Sunday, April 24, 2011

Heron: Lord and Master

Back to Rob Young's Electric Eden for another minor curiosity of British folk rock.

A few years after Traffic, and a few miles away from their cottage at Aston Tirrold, another band attempted to get it together in the country. That band, writes Young, was Heron - "a Berkshire semi-acoustic quartet whose two surviving albums from the dawn of the 1970s were both recorded by a mobile unit en plein air."

He goes on:
Frustrated with their experience of taping a single in Pye Studios in summer 1970, the group made their way to a farmhouse in Appleford, Berkshire ... and settled down in a circle of chairs in a meadow at the back of the house to play the thirteen songs of their first album, Heron (1970), as Pye engineers set up microphones booms around them.

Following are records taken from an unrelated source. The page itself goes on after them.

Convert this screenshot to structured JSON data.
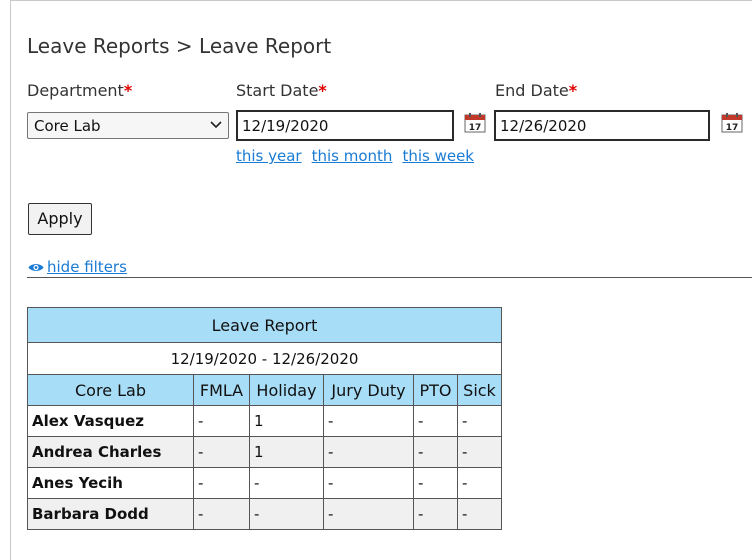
{
  "page": {
    "breadcrumb": "Leave Reports > Leave Report"
  },
  "filters": {
    "department_label": "Department",
    "required_marker": "*",
    "department_value": "Core Lab",
    "start_label": "Start Date",
    "start_value": "12/19/2020",
    "end_label": "End Date",
    "end_value": "12/26/2020",
    "quick_links": [
      "this year",
      "this month",
      "this week"
    ],
    "apply_label": "Apply",
    "hide_filters_label": "hide filters"
  },
  "report": {
    "caption": "Leave Report",
    "range": "12/19/2020 - 12/26/2020",
    "columns": [
      "Core Lab",
      "FMLA",
      "Holiday",
      "Jury Duty",
      "PTO",
      "Sick"
    ],
    "rows": [
      {
        "name": "Alex Vasquez",
        "values": [
          "-",
          "1",
          "-",
          "-",
          "-"
        ]
      },
      {
        "name": "Andrea Charles",
        "values": [
          "-",
          "1",
          "-",
          "-",
          "-"
        ]
      },
      {
        "name": "Anes Yecih",
        "values": [
          "-",
          "-",
          "-",
          "-",
          "-"
        ]
      },
      {
        "name": "Barbara Dodd",
        "values": [
          "-",
          "-",
          "-",
          "-",
          "-"
        ]
      }
    ]
  },
  "colors": {
    "link": "#1a7bd4",
    "required": "#e00000",
    "table_header": "#a8ddf7"
  },
  "icons": {
    "calendar": "calendar-icon",
    "eye": "eye-icon",
    "chevron": "chevron-down-icon"
  }
}
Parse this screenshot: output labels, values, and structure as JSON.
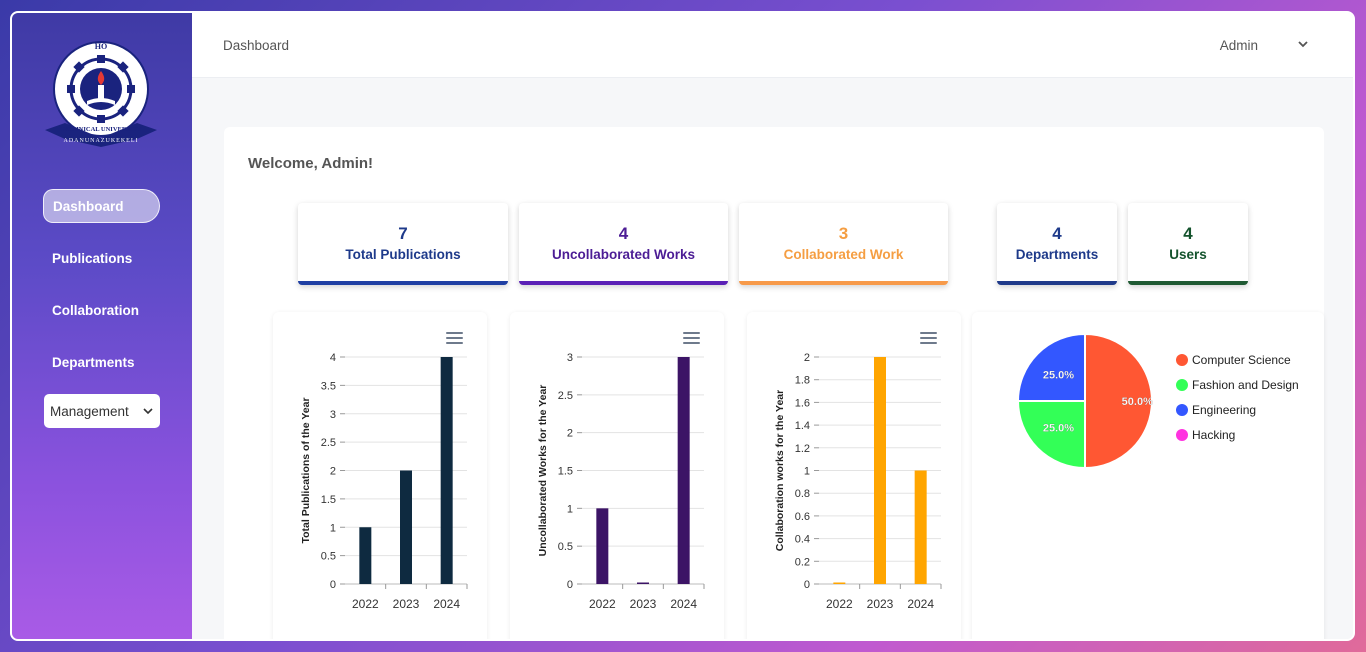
{
  "sidebar": {
    "logo_text_top": "HO",
    "logo_text_ring": "TECHNICAL UNIVERSITY",
    "logo_text_ribbon": "ADANUNAZUKEKELI",
    "items": [
      {
        "label": "Dashboard",
        "active": true
      },
      {
        "label": "Publications",
        "active": false
      },
      {
        "label": "Collaboration",
        "active": false
      },
      {
        "label": "Departments",
        "active": false
      }
    ],
    "management_select": "Management"
  },
  "topbar": {
    "breadcrumb": "Dashboard",
    "user": "Admin"
  },
  "main": {
    "welcome": "Welcome, Admin!",
    "stats": [
      {
        "value": "7",
        "label": "Total Publications",
        "color": "#1e3a8a",
        "underline": "#1f3fa3"
      },
      {
        "value": "4",
        "label": "Uncollaborated Works",
        "color": "#4c1d95",
        "underline": "#5b21b6"
      },
      {
        "value": "3",
        "label": "Collaborated Work",
        "color": "#f59e42",
        "underline": "#f79a4a"
      },
      {
        "value": "4",
        "label": "Departments",
        "color": "#1e3a8a",
        "underline": "#1f3a8a"
      },
      {
        "value": "4",
        "label": "Users",
        "color": "#14532d",
        "underline": "#1f5a33"
      }
    ]
  },
  "chart_data": [
    {
      "type": "bar",
      "categories": [
        "2022",
        "2023",
        "2024"
      ],
      "values": [
        1,
        2,
        4
      ],
      "ylabel": "Total Publications of the Year",
      "ylim": [
        0,
        4
      ],
      "yticks": [
        0,
        0.5,
        1,
        1.5,
        2,
        2.5,
        3,
        3.5,
        4
      ],
      "color": "#0e2a40"
    },
    {
      "type": "bar",
      "categories": [
        "2022",
        "2023",
        "2024"
      ],
      "values": [
        1,
        0,
        3
      ],
      "ylabel": "Uncollaborated Works for the Year",
      "ylim": [
        0,
        3
      ],
      "yticks": [
        0,
        0.5,
        1,
        1.5,
        2,
        2.5,
        3
      ],
      "color": "#3c1466"
    },
    {
      "type": "bar",
      "categories": [
        "2022",
        "2023",
        "2024"
      ],
      "values": [
        0,
        2,
        1
      ],
      "ylabel": "Collaboration works for the Year",
      "ylim": [
        0,
        2
      ],
      "yticks": [
        0,
        0.2,
        0.4,
        0.6,
        0.8,
        1,
        1.2,
        1.4,
        1.6,
        1.8,
        2
      ],
      "color": "#ffa500"
    },
    {
      "type": "pie",
      "labels": [
        "Computer Science",
        "Fashion and Design",
        "Engineering",
        "Hacking"
      ],
      "values": [
        50,
        25,
        25,
        0
      ],
      "colors": [
        "#ff5733",
        "#33ff57",
        "#3357ff",
        "#ff33e0"
      ],
      "slice_labels": [
        "50.0%",
        "25.0%",
        "25.0%",
        ""
      ]
    }
  ]
}
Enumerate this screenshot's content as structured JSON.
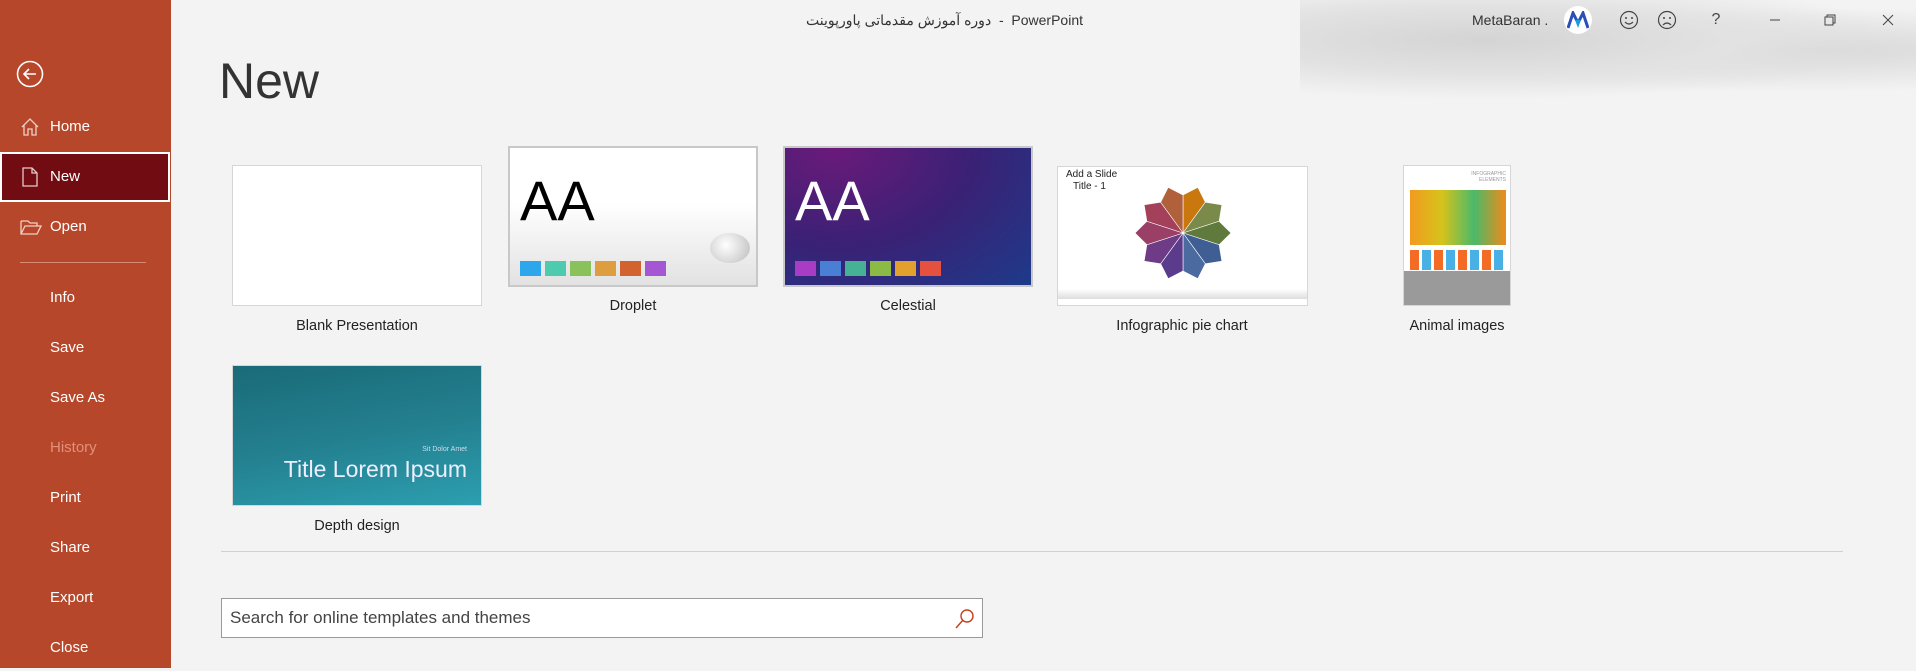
{
  "titlebar": {
    "document": "دوره آموزش مقدماتی پاورپوینت",
    "separator": "-",
    "app": "PowerPoint",
    "user": "MetaBaran .",
    "help": "?"
  },
  "sidebar": {
    "items": [
      {
        "label": "Home",
        "icon": "home-icon"
      },
      {
        "label": "New",
        "icon": "new-file-icon",
        "selected": true
      },
      {
        "label": "Open",
        "icon": "folder-open-icon"
      },
      {
        "label": "Info"
      },
      {
        "label": "Save"
      },
      {
        "label": "Save As"
      },
      {
        "label": "History",
        "disabled": true
      },
      {
        "label": "Print"
      },
      {
        "label": "Share"
      },
      {
        "label": "Export"
      },
      {
        "label": "Close"
      }
    ]
  },
  "main": {
    "title": "New",
    "templates": [
      {
        "label": "Blank Presentation"
      },
      {
        "label": "Droplet",
        "preview": "AA"
      },
      {
        "label": "Celestial",
        "preview": "AA"
      },
      {
        "label": "Infographic pie chart",
        "preview_title": "Add a Slide",
        "preview_subtitle": "Title - 1"
      },
      {
        "label": "Animal images",
        "preview_title": "INFOGRAPHIC ELEMENTS"
      },
      {
        "label": "Depth design",
        "preview_title": "Title Lorem Ipsum",
        "preview_subtitle": "Sit Dolor Amet"
      }
    ],
    "search": {
      "placeholder": "Search for online templates and themes"
    }
  },
  "colors": {
    "sidebar": "#b7472a",
    "selected": "#710c13",
    "accent": "#c43e1c",
    "droplet_swatches": [
      "#2ea6ec",
      "#4ccbae",
      "#89c15a",
      "#de9d3f",
      "#d2632f",
      "#a456d3"
    ],
    "celestial_swatches": [
      "#a83cc4",
      "#4a7fd6",
      "#45b296",
      "#8cbb45",
      "#e2a02d",
      "#e4513f"
    ]
  }
}
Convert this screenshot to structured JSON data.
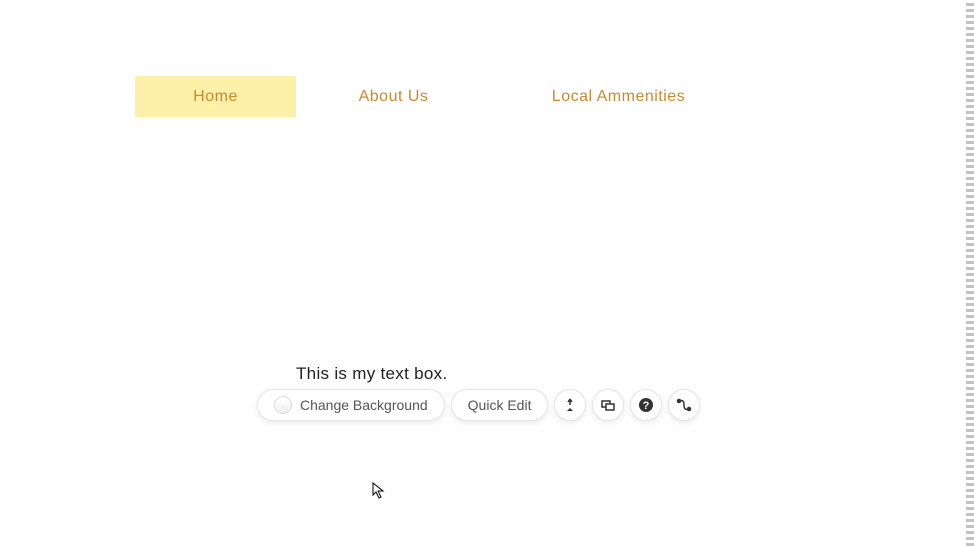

A separate mic was positioned some distance way, specifically to capture the ambience of the great outdoors. As a result, twittering, trilling blackbirds and larks and swishing foliage fill the spaces between the tracks, and the gaps are longer than average, as if urging the listener to slow down and tune in with the spirit and rhythm of the place.
This song - a reverie by a nature god whose being is entwined with the cycle of the seasons - comes from that album, even if we can't hear any blackbirds. Young describes it as achieving "an exceptional harmony with the countryside", which is perhaps a little kind. The effect is certainly less striking than that achieved by Comus: Heron's England is far gentler place.

Heron are still with us. The story of the band's revival is told on the Relaxx site. Today you can lots of recent performances by them on Youtube, including one of Lord and Master recorded at Bridport in 2005.